The Killer: Goodbye, partner.
- Golden manages to make the killer even creepier, by adding him as Social Link. Provided you get the link high enough by the time the Investigation Team are trying to figure out the killer's identity, you get the option to protect him. Doing so initiates a Time Skip to the Protagonist's final day in Inaba, at which point he privately confronts Adachi and asks he's the killer. However, he continues to play dumb, right up until you choose to burn the letter that he sent you & was the only thing linking him to the crimes, at which point he makes this face◊; before not only admitting to his crimes, but pointing out that destroying evidence is a crime. He then tells the Protagonist that whenever he calls, he will pick up and will not to try to change his number, because Adachi will track him down. Worse yet, you still get the "Social Link Complete" sequence, in a pretty terrifying Mood Whiplash. In any case, enjoy the Accomplice Ending.
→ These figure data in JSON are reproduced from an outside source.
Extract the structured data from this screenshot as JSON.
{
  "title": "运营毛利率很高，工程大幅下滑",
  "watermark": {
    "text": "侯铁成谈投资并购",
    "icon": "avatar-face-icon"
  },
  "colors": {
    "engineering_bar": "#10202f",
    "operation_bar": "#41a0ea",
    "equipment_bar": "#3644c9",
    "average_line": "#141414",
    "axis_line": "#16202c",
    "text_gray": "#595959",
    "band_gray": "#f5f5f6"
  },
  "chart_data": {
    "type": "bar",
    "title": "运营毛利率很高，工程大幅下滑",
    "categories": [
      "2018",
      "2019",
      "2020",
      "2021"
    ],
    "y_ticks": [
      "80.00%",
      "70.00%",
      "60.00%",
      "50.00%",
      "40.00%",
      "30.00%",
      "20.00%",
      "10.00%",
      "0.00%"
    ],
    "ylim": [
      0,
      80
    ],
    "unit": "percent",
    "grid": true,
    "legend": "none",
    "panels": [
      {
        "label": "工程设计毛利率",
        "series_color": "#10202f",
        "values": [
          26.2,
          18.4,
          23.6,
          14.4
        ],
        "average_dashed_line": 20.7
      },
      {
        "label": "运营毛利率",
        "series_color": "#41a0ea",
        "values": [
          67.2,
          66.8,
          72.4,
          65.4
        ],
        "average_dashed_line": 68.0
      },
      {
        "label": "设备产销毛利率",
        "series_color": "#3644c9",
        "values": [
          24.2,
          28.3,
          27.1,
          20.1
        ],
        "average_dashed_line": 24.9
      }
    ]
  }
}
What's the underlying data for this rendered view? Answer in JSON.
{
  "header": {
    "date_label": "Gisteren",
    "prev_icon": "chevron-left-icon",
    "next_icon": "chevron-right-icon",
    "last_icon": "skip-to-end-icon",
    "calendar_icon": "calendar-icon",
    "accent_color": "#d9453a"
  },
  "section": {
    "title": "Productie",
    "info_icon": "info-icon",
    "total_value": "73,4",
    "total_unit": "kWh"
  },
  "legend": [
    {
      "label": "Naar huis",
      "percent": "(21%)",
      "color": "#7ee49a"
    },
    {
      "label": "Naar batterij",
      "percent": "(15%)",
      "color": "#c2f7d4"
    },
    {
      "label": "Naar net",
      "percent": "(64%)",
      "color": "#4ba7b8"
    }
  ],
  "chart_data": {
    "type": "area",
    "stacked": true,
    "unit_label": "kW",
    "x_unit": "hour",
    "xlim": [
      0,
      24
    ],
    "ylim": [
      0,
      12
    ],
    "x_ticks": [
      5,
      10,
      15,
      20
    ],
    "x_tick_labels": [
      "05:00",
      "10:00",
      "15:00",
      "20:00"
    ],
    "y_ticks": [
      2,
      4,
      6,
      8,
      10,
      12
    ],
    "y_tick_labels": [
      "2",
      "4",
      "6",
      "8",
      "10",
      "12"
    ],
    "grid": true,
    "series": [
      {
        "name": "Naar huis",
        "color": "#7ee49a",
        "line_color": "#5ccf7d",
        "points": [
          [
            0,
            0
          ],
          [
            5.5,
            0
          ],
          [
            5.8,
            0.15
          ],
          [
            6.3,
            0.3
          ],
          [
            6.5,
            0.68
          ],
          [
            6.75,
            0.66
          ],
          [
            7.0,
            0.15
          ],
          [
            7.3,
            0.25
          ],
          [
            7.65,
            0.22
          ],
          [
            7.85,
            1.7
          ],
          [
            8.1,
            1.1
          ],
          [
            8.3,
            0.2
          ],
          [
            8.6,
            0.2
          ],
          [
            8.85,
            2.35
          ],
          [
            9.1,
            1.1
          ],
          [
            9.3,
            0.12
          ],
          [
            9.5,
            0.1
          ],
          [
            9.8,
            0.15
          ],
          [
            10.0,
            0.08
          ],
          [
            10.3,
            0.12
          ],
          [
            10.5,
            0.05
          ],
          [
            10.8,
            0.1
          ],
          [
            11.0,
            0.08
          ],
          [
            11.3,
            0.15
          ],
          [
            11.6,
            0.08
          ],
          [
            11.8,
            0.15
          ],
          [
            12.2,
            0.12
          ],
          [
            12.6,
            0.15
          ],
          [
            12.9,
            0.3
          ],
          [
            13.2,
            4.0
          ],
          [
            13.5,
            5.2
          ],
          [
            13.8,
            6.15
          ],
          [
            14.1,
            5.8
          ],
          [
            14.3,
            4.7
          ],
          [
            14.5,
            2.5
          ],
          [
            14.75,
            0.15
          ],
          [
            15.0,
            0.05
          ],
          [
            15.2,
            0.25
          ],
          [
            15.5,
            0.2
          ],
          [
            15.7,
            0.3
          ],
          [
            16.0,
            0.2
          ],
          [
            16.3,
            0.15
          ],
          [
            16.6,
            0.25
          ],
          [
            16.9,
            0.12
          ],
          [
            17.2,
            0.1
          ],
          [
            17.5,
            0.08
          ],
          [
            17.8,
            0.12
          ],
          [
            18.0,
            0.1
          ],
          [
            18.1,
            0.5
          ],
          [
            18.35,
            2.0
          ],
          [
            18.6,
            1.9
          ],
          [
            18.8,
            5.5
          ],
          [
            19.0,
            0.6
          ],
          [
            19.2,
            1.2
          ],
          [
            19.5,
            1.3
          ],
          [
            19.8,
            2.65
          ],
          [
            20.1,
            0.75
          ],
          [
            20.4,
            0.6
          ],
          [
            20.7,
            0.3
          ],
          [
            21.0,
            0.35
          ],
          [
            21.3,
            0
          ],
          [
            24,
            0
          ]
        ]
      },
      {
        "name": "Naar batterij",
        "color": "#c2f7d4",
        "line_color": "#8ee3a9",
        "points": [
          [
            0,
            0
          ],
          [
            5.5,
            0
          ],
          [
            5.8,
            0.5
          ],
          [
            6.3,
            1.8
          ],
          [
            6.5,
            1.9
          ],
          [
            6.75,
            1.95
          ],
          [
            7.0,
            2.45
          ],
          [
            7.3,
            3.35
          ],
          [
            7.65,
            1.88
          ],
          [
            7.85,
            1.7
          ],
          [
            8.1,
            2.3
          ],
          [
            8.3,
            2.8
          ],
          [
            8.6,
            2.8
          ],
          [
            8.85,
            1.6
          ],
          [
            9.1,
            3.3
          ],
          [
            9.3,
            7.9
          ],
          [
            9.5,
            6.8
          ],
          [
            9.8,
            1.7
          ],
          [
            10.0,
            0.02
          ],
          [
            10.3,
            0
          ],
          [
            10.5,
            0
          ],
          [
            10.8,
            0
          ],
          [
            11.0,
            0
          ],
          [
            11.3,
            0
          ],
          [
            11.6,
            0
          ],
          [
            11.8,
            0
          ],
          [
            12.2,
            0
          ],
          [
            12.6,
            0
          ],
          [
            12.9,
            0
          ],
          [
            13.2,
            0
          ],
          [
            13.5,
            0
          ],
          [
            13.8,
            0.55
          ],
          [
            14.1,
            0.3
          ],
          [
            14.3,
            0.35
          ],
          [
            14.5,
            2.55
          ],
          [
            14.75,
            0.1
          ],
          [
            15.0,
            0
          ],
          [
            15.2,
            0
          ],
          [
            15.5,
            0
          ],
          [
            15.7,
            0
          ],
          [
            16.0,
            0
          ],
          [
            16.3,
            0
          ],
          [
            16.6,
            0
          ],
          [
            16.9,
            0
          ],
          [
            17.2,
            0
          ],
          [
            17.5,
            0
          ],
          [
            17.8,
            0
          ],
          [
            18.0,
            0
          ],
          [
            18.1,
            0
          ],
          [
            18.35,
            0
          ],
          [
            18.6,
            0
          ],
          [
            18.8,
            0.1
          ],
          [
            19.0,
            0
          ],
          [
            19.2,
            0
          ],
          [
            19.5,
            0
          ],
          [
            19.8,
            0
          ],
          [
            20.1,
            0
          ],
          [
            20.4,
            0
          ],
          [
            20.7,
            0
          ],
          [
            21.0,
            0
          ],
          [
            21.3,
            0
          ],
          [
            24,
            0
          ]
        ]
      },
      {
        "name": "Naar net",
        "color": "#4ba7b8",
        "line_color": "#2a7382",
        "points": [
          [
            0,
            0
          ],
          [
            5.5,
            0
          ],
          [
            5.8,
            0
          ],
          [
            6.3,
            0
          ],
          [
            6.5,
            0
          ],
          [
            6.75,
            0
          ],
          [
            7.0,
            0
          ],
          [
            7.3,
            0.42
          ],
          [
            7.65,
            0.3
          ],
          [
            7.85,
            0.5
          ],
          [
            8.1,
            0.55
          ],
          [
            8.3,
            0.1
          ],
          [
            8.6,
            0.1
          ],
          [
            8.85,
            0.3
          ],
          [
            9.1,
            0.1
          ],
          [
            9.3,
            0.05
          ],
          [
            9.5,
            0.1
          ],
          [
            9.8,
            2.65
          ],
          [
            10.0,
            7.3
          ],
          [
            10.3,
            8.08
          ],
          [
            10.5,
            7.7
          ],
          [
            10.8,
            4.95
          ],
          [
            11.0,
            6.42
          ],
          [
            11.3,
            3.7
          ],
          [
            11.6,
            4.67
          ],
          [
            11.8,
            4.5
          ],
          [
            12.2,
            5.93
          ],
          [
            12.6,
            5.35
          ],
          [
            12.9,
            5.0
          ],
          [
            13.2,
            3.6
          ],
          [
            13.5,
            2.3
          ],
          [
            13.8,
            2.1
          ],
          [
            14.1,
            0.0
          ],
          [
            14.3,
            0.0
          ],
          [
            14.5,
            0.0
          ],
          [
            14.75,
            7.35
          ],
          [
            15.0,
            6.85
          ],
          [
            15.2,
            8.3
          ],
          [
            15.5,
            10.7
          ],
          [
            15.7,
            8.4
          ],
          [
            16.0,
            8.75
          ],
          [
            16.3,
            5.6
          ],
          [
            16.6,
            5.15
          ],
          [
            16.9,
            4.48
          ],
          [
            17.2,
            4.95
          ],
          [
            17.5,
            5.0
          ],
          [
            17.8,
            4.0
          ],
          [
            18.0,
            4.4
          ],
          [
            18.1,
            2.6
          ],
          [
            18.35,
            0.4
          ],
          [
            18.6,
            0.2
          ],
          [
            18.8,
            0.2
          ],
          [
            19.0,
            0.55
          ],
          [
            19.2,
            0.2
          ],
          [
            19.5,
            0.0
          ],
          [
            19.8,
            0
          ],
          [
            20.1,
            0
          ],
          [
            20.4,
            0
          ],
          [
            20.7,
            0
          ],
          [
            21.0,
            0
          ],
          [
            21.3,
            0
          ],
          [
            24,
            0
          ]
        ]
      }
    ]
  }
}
- The Reaper is back! Though this time, he's only a Chest Monster and the game not only alerts you if you try to open a Reaper chest, it will even confirm if you want to open it or ignore it instead.
- Golden makes it worse. Originally the Reaper could only show up on New Game+. In Golden, he shows up on the first playthrough. He'll be summoned if you open too many chests on a single dungeon floor. And how do you know he's arrived? Deep, animalistic roars and the sound of dragging chains. You're still warned if you find his chest, but getting away from that fucking sound is reason enough to get to the stairs.
- The manga often forgets to draw faces on the characters in some panels. It's unsettling when you read it for the first time and aren't expecting it.